O relatório de 102 páginas foi publicado no site da OMS a 13 de maio e retirado no dia seguinte, tal como o The Guardian noticiou em agosto. Mostrava que o plano italiano de combate a pandemias não era atualizado desde 2006, o que fez com que a resposta inicial dos hospitais ao novo coronavírus fosse “improvisada, caótica e criativa”.

O documento foi alegadamente removido a pedido de Ranieri Guerra, diretor-geral adjunto da OMS para iniciativas estratégicas e um dos cientistas escolhidos pelo governo italiano para fazer frente à Covid-19. Guerra foi o diretor-geral da saúde preventiva no Ministério da Saúde italiano entre 2014 e finais de 2017 — pela lógica, seria ele o responsável por atualizar o plano de combate a pandemias.
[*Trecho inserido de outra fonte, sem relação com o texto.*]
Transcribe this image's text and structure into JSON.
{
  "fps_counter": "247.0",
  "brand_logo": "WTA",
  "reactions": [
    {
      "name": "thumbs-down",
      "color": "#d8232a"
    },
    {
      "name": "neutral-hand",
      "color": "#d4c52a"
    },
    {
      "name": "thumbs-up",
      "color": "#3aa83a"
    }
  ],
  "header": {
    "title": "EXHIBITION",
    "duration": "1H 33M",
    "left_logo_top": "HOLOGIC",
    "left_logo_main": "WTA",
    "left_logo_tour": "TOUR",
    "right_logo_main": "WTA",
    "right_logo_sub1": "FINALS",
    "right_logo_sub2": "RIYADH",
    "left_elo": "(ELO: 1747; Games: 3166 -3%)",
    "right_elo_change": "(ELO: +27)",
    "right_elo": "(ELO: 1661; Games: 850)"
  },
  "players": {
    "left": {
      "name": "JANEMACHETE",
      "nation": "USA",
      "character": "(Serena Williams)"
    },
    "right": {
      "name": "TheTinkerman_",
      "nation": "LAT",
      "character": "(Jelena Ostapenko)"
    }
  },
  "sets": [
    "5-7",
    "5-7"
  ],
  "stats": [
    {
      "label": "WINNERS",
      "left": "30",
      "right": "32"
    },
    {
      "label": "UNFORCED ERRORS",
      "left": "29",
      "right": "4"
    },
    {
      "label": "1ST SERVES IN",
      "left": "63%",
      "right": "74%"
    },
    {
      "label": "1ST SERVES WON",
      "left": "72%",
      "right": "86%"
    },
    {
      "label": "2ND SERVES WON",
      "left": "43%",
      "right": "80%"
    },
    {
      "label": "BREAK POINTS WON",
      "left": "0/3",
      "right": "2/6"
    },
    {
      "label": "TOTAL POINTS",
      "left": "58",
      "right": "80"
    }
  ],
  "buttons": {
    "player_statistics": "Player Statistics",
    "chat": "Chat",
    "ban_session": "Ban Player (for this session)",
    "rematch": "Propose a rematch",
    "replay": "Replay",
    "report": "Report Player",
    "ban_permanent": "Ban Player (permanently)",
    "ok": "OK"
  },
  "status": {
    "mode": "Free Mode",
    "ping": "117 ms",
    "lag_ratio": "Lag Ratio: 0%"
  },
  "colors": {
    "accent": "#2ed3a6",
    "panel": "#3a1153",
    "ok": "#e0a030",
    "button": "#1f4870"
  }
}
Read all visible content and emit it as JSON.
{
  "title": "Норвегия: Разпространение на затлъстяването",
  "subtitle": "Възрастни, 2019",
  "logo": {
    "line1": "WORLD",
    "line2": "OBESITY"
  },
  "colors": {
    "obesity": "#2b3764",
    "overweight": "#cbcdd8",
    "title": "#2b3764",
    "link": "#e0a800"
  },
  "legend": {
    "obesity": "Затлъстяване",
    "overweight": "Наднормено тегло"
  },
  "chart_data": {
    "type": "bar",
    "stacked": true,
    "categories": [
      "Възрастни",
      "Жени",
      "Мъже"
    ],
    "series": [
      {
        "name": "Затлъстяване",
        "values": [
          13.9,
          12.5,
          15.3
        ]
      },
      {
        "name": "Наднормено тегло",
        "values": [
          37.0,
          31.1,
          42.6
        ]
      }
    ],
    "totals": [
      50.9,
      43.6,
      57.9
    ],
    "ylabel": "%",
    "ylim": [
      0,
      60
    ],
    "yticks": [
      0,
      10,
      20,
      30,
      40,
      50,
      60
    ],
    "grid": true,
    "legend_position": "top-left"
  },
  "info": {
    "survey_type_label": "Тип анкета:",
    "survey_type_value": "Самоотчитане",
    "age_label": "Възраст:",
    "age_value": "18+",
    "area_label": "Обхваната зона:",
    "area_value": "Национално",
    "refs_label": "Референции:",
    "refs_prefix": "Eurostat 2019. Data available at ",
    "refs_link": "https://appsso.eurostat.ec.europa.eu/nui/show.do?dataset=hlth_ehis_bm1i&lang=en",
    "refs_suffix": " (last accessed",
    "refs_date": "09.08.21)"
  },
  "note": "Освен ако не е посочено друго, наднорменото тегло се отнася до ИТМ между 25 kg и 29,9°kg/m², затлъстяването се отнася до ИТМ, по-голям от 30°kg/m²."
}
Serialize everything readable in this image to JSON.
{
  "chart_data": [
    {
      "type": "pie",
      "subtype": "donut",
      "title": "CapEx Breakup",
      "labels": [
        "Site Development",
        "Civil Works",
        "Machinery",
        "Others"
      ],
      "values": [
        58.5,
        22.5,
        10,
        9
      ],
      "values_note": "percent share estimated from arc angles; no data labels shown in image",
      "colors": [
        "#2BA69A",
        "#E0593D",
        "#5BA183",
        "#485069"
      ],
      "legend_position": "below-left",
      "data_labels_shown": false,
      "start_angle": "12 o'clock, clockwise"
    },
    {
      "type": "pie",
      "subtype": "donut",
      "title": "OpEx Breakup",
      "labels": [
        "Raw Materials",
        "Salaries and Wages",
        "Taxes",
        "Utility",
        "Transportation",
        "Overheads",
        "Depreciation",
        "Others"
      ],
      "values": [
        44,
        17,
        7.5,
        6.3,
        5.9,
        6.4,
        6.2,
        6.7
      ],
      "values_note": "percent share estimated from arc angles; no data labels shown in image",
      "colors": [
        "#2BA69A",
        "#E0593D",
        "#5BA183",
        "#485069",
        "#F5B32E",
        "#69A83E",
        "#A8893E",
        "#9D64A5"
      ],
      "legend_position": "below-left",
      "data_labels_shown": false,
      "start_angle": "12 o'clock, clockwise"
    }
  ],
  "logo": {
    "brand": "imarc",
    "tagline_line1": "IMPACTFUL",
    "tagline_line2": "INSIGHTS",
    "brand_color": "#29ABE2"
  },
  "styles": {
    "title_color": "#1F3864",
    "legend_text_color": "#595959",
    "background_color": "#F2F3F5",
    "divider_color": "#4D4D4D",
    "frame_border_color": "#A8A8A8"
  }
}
O facto de o plano estar desatualizado é de grande interesse para as investigações preliminares a cargo de procuradores de Bergamo sobre uma possível negligência criminosa por parte das autoridades. Para o efeito, Francesco Zambon já foi convocado um total de três vezes para falar com os procuradores, encontros que receberam entraves da OMS, que defende que ele e os outros 10 investigadores deveriam ter imunidade para testemunhar (Guerra foi ouvido em novembro).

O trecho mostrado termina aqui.